The most difficult scenario reflects meeting the requirements for practical implementation, where governance of configurable groups of various assets is required. In openEHR we have identified the need for cohesive release sets of archetypes, templates and terminology reference sets. This can be very complicated when each of the artefacts are in various states of publication and multiple versions are in use in ‘on the ground’ implementations. Add to this the need for parallel iso-semantic and/or derived models, supporting documents, and derived outputs in various stages of publication and you can see how quickly chaos can take over.

So, what does the Clinical Knowledge Manager do?

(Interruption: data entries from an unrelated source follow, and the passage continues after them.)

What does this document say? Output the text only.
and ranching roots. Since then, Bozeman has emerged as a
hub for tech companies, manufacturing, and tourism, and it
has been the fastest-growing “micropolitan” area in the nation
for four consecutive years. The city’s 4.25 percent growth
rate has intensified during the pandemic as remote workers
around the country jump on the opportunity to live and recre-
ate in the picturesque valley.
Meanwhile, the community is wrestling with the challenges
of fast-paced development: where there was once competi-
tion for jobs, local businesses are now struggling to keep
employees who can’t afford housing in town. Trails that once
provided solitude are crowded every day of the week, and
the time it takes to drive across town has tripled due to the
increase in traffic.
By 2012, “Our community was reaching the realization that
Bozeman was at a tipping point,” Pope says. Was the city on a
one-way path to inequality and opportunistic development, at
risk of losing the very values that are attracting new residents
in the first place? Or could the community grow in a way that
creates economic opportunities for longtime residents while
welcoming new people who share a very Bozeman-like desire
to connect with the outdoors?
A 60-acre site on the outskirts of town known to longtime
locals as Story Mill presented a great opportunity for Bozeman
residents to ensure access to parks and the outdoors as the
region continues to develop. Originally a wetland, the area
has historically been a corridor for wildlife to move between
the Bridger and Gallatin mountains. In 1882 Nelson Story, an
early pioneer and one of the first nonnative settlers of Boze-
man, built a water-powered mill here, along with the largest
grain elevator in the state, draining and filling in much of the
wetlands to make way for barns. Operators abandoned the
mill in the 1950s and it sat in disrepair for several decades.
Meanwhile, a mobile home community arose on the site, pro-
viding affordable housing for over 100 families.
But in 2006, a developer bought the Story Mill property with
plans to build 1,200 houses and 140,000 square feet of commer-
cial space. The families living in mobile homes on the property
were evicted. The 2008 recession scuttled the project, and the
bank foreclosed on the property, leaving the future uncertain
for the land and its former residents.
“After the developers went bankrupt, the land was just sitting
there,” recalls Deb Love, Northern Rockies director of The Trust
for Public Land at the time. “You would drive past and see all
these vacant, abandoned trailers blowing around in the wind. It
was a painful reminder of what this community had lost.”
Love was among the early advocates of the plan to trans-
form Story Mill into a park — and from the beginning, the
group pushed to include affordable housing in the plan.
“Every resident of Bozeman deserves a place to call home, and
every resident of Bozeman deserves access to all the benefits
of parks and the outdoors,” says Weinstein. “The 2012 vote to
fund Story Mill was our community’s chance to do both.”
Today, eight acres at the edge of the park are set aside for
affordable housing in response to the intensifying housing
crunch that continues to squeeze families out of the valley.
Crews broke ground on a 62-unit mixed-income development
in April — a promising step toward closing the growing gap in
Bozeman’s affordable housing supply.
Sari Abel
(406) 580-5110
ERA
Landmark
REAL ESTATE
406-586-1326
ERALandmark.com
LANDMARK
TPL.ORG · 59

  1. CKM is an online application based on a digital asset management system to ensure that the models are easily accessed and managed within a strong governance framework.
  2. Focus:
    1. Accessible resource – creation of a searchable library or repository of clinical knowledge assets – in practice, a ‘one stop shop’ for EHR clinical content
    2. Collaboration Portal – for community involvement, and to ensure clinical models that are ‘fit for clinical use’
    3. Maintenance and governance of all clinical knowledge and related resources
  3. Processes to ensure:
    1. Asset management
      1. uploading, display, and distribution/downloading of all assets
      2. collaborative review of primary* assets  to validate appropriateness for clinical use
        1. content
        2. translation
        3. terminology binding
      3. publication life cycle and versioning of primary assets
      4. primary asset provenance, differential and change log
      5. automatic generation of secondary**/derived assets or, alternatively, upload and versioning when auto generation is not possible
      6. upload of associated***/related assets
      7. development of versioned release sets of primary assets for distribution
      8. identify related assets
      9. quality assessment of primary assets
      10. primary asset comparison/differentials including compatibility with existing data
      11. threaded discussion forum
      12. flexible search functionality
      13. coordinate Editorial activity
      14. share notification of assets to others eg via email, twitter etc
    2. User management
    3. Technical management
    4. Reporting
      1. Assets
      2. Users
      3. Editorial activity support

In current openEHR CKM the assets, as classified above, are:

  1. *Primary assets:
    1. Archetypes
    2. Templates
    3. Terminology Reference Set
  2. **Secondary assets:
    1. Mindmaps
    2. XML transforms
    3. plus ability to add transforms to many other formalisms, including CDA
  3. ***Associated assets:
    1. Design documents
    2. References
    3. Implementation guides
    4. Sample data
    5. Operational templates
    6. plus ability to add others as identified

While CKM is currently openEHR-focused – management of the openEHR artefacts was the original reason for it’s development – with some work the same repository management, collaboration/validation and governance principles and processes, identified above, could be applied for any knowledge asset, including all flavors of detailed clinical models and other clinical knowledge assets being developed by CIMI, or HL7 etc. Yes, CKM is a currently a proprietary product, but only because it was the only way to progress the work at the time – business models can always potentially be changed 🙂

It will be interesting to see how thinking progresses in the CIMI group, and others who are going down this path – such as the HL7 templates registry and the OHT proposed Heart project.

We can keep re-inventing the wheel, take the ‘not invented here’ point of view or we can explore models to collaborate and enhance work already done.